Halloween Cereals from the 1990s!

Unforgettable yet somehow forgotten, the Halloween cereals of the late ‘90s were THINGS TO BEHOLD. With amateur digital photography and word-of-mouth internet advertising still in their collective infancy, the goal — unlike with so many of today’s spooky foodstuffs — had nothing to do with “getting people talking.”

Instead, the spooky cereals of that era had an arguably more genuine charm. They were Halloweeny in the most on-the-nose sorts of ways, and given the design trends of the time, they all came in positively gaudy boxes. Love it!

Collected below are four Halloween cereals from the very late ‘90s. Some of these boxes are extraordinarily rare, and I’m just the type of idiot who will take great pride putting the first photos of them online. Course, when someone at Buzzfeed steals ‘em next month, that pride will turn to piss.
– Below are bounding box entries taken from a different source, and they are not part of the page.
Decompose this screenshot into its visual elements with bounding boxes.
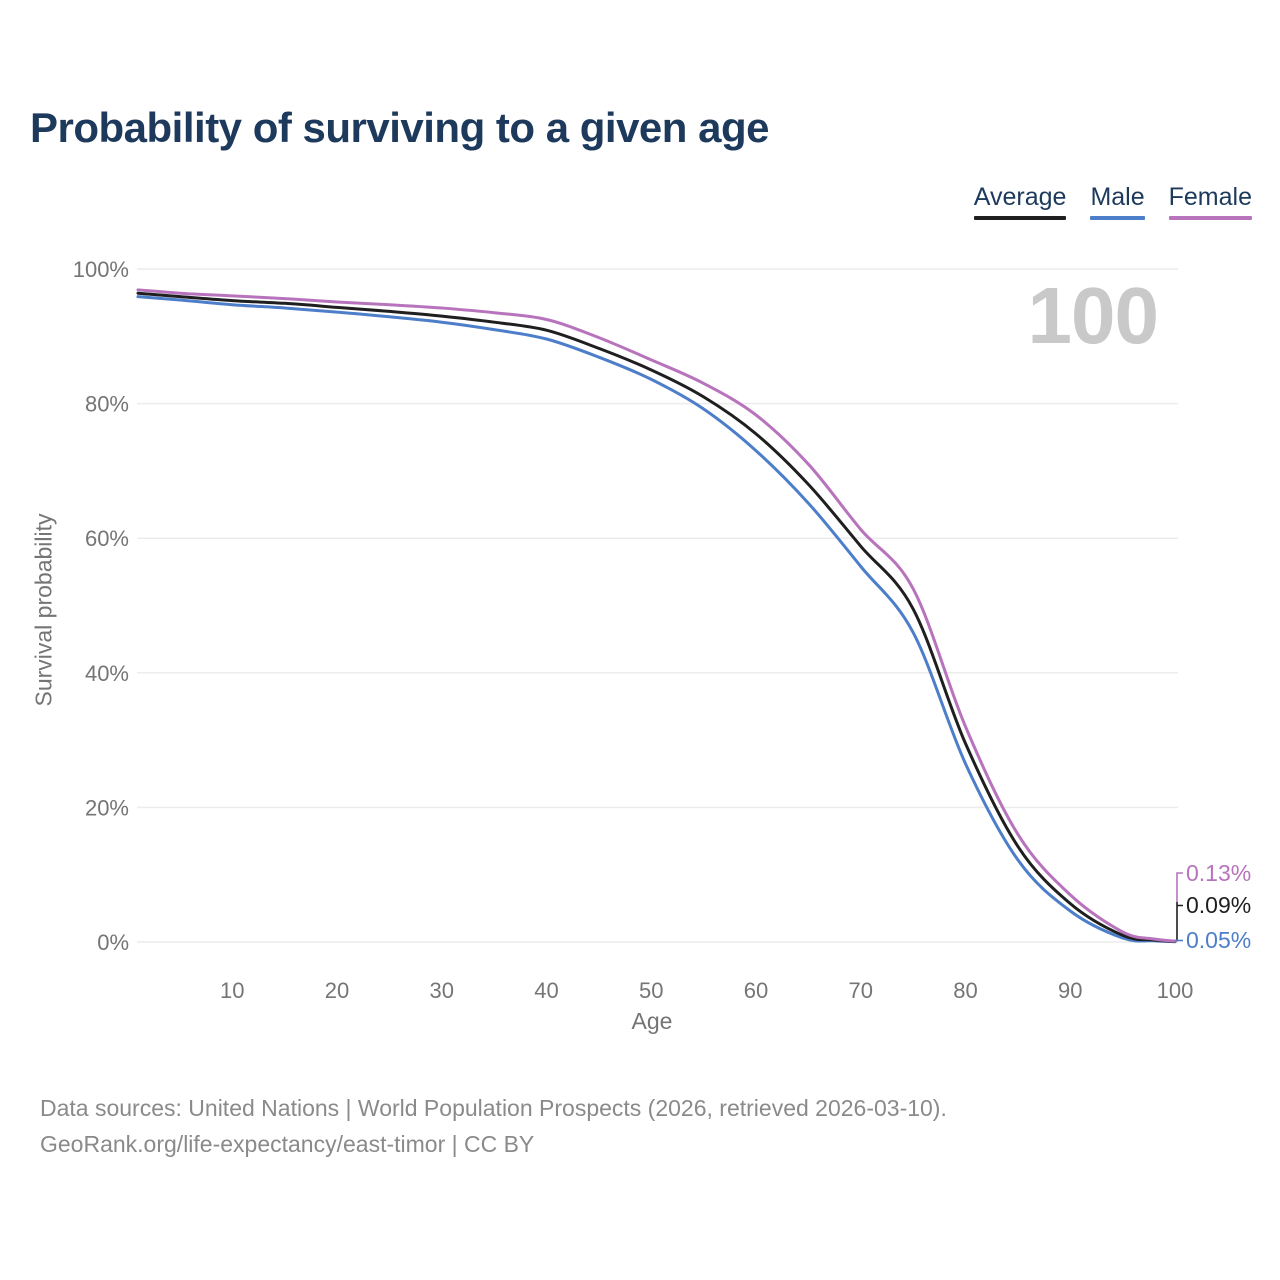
series-line-female[interactable]: [136, 288, 1177, 943]
footer-source-line: Data sources: United Nations | World Pop…: [40, 1095, 947, 1121]
legend-item-female[interactable]: Female: [1168, 183, 1252, 220]
x-tick-label-10: 10: [220, 978, 244, 1003]
y-tick-label-0: 0%: [97, 930, 129, 955]
legend-swatch-male: [1090, 215, 1145, 220]
x-tick-label-60: 60: [744, 978, 768, 1003]
series-line-male[interactable]: [136, 295, 1177, 944]
x-tick-label-30: 30: [430, 978, 454, 1003]
x-axis-title: Age: [631, 1008, 673, 1034]
legend-item-average[interactable]: Average: [973, 183, 1067, 220]
chart-title: Probability of surviving to a given age: [30, 104, 769, 151]
y-tick-label-20: 20%: [85, 795, 129, 820]
x-tick-label-80: 80: [953, 978, 977, 1003]
leader-line-average: [1176, 902, 1183, 942]
end-label-female: 0.13%: [1186, 860, 1252, 886]
leader-line-female: [1176, 872, 1183, 902]
x-tick-label-40: 40: [534, 978, 558, 1003]
x-tick-label-70: 70: [849, 978, 873, 1003]
y-tick-label-100: 100%: [73, 257, 129, 282]
legend-swatch-female: [1168, 215, 1252, 220]
legend-label-male: Male: [1090, 183, 1145, 211]
footer-attribution-line: GeoRank.org/life-expectancy/east-timor |…: [40, 1131, 535, 1157]
end-label-average: 0.09%: [1186, 892, 1252, 918]
legend-label-female: Female: [1168, 183, 1252, 211]
series-line-average[interactable]: [136, 291, 1177, 943]
legend: Average Male Female: [973, 183, 1252, 220]
x-tick-label-50: 50: [639, 978, 663, 1003]
legend-swatch-average: [973, 215, 1067, 220]
y-tick-label-80: 80%: [85, 392, 129, 417]
legend-item-male[interactable]: Male: [1090, 183, 1145, 220]
end-label-male: 0.05%: [1186, 927, 1252, 953]
y-tick-label-40: 40%: [85, 661, 129, 686]
y-tick-label-60: 60%: [85, 526, 129, 551]
footer: Data sources: United Nations | World Pop…: [40, 1090, 947, 1162]
hover-age-label: 100: [1027, 271, 1159, 360]
y-axis-title: Survival probability: [30, 513, 57, 707]
x-tick-label-100: 100: [1157, 978, 1194, 1003]
legend-label-average: Average: [973, 183, 1067, 211]
x-tick-label-20: 20: [325, 978, 349, 1003]
x-tick-label-90: 90: [1058, 978, 1082, 1003]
Kellogg’s Monster (Corn) Pops!

Did I say late ‘90s? Whoops — these are actually from 2000. Let’s assume that all of my prior points still hold. (They do.)

I’ve already written about 2001’s Candy Corn Pops, which came in one of the coolest cereal boxes from any era. Now that I’ve found this version, I dunno… I think I might like it even better.
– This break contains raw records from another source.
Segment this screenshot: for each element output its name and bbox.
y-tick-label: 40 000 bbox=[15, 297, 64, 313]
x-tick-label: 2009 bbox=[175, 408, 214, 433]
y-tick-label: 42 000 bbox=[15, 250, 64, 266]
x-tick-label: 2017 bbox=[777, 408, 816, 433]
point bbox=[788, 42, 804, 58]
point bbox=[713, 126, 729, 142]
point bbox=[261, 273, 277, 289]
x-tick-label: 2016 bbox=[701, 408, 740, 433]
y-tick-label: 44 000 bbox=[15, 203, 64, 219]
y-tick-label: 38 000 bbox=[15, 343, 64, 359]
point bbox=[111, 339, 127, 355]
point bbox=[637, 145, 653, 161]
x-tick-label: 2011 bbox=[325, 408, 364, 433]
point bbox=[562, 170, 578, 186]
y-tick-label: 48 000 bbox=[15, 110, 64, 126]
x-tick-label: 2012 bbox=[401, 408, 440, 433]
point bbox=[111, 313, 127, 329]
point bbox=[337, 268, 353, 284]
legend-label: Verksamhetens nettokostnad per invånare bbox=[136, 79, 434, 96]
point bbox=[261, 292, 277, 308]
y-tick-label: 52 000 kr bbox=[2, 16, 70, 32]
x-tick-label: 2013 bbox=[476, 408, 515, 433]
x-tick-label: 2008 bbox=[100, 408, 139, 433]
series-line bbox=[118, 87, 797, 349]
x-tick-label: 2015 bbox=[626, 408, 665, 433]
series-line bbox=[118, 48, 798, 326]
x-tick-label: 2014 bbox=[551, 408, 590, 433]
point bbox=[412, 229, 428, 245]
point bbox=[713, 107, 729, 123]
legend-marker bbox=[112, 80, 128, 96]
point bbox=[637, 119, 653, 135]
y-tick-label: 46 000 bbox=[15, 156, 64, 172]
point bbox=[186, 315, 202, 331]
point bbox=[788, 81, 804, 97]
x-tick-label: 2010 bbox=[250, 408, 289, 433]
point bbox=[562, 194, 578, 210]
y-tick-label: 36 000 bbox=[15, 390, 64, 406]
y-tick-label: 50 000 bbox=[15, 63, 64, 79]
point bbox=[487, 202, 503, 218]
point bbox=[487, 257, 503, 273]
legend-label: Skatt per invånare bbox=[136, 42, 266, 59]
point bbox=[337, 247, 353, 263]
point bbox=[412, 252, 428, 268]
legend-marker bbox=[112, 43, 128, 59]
The front of the Monster Pops box positively begs to become a six foot poster. Many of us have openly pleaded with General Mills to add a rights-skirting spin on Gill-man to their Monster Cereals lineup, but back in 2000, Kellogg’s came pretty close on their own! (We never found out exactly who that green paw belonged to, but come on… it had to be the Creature from the Black Lagoon.)
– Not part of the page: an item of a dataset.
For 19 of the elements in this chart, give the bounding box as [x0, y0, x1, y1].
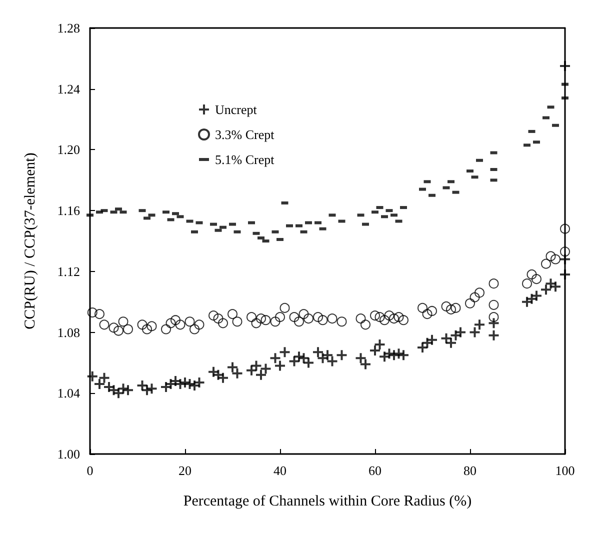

While the cereal resembled candy corn, I don’t believe it was actually meant to taste like it. I’m thinking this was some weird lemon/orange concoction. Edible Pledge.


Halloween Honeycomb!

I realize that the photos don’t offer much in the way of scale, but this is the largest box of cereal I’ve ever seen. (If we’re not counting the giant boxes from wholesale clubs, at least.) Aside from the increased height, it’s at least twice as thick as a normal box. It actually intimidates me!

From 1999, Halloween Honeycomb mixed colorful bat and pumpkin shapes in with the usual cereal. I recognize those shapes from some of Post’s other Halloween editions, and I gotta tell ya… I’m not sure that they would’ve paired well with Honeycomb. Those bats and pumpkins were essentially rocks, while Honeycomb is kind of airy. To me it sounds trying to eat Jawbreakers with church wafers.

The box is completely badass. I’m especially fond of the font Post used for “Halloween,” which to do this day remains the most easily accessible of all cheesy Halloween fonts. Also noteworthy is the inspired art on the back, which features the Craving — that “me want Honeycomb” dude who used to star in all of the TV commercials — trying to uncover hidden monsters.

Note: A side panel offers a recipe for a “Trick or Treat Snack Mix.” If interested, toss 4 cups of Honeycomb cereal into a bowl, along with 2 cups of caramel popcorn, 2 cups of small pretzels and 1 cup of candy corn. (If you actually do this, please send me a photo.)


Halloween Brew Fruity Pebbles!

Here’s another from Post’s 1999 lineup. (Note the design similarities between this and the Honeycomb box!)

Each box came with a packet of “scary sprinkles,” which could be added to your bowl to turn a cereal that was already kinda candy into outright candy. Amazing! The bat-and-pumpkin sprinkles — which I’ve of course retained a package of — were basically the same hard bits you might find topped on a late October cupcake.

The box is as colorful and engaging as the comics section of a Sunday newspaper, featuring five different games, from a spider-themed maze to a spooky word scramble. I sooo miss being young enough to use puzzle-packed cereal boxes for recreational reading.


Boo Berry with Scooby-Doo Marshmallows!

This one’s also from 1999, which was an interesting time in Boo Berry history.

If I’m remembering things correctly, Boo Berry — like his chocolate and strawberry brothers — had not yet been designated as a strictly seasonal release. Ostensibly available all year, Boo Berry was way harder to find than Count Chocula and Franken Berry, to the point where many of us — myself included — thought him to be entirely extinct.

This special version of Boo Berry came with Scooby-Doo marshmallows, plus a swank cutout mask on the back. Can’t say I’m not tempted to find some scissors and make tonight interesting.


Had to mention this, too. One neat byproduct of studying old cereal boxes is getting to see some other old foods, typically advertised within the boxes’ least-inspected corners. Lunchables Waffles with Tang, anyone?

Thanks for reading! I mean it! I suspect that I’m in the small minority of people who are really and truly infatuated with old cereal boxes. If you’ve made it this far, I owe you some Monster Pops.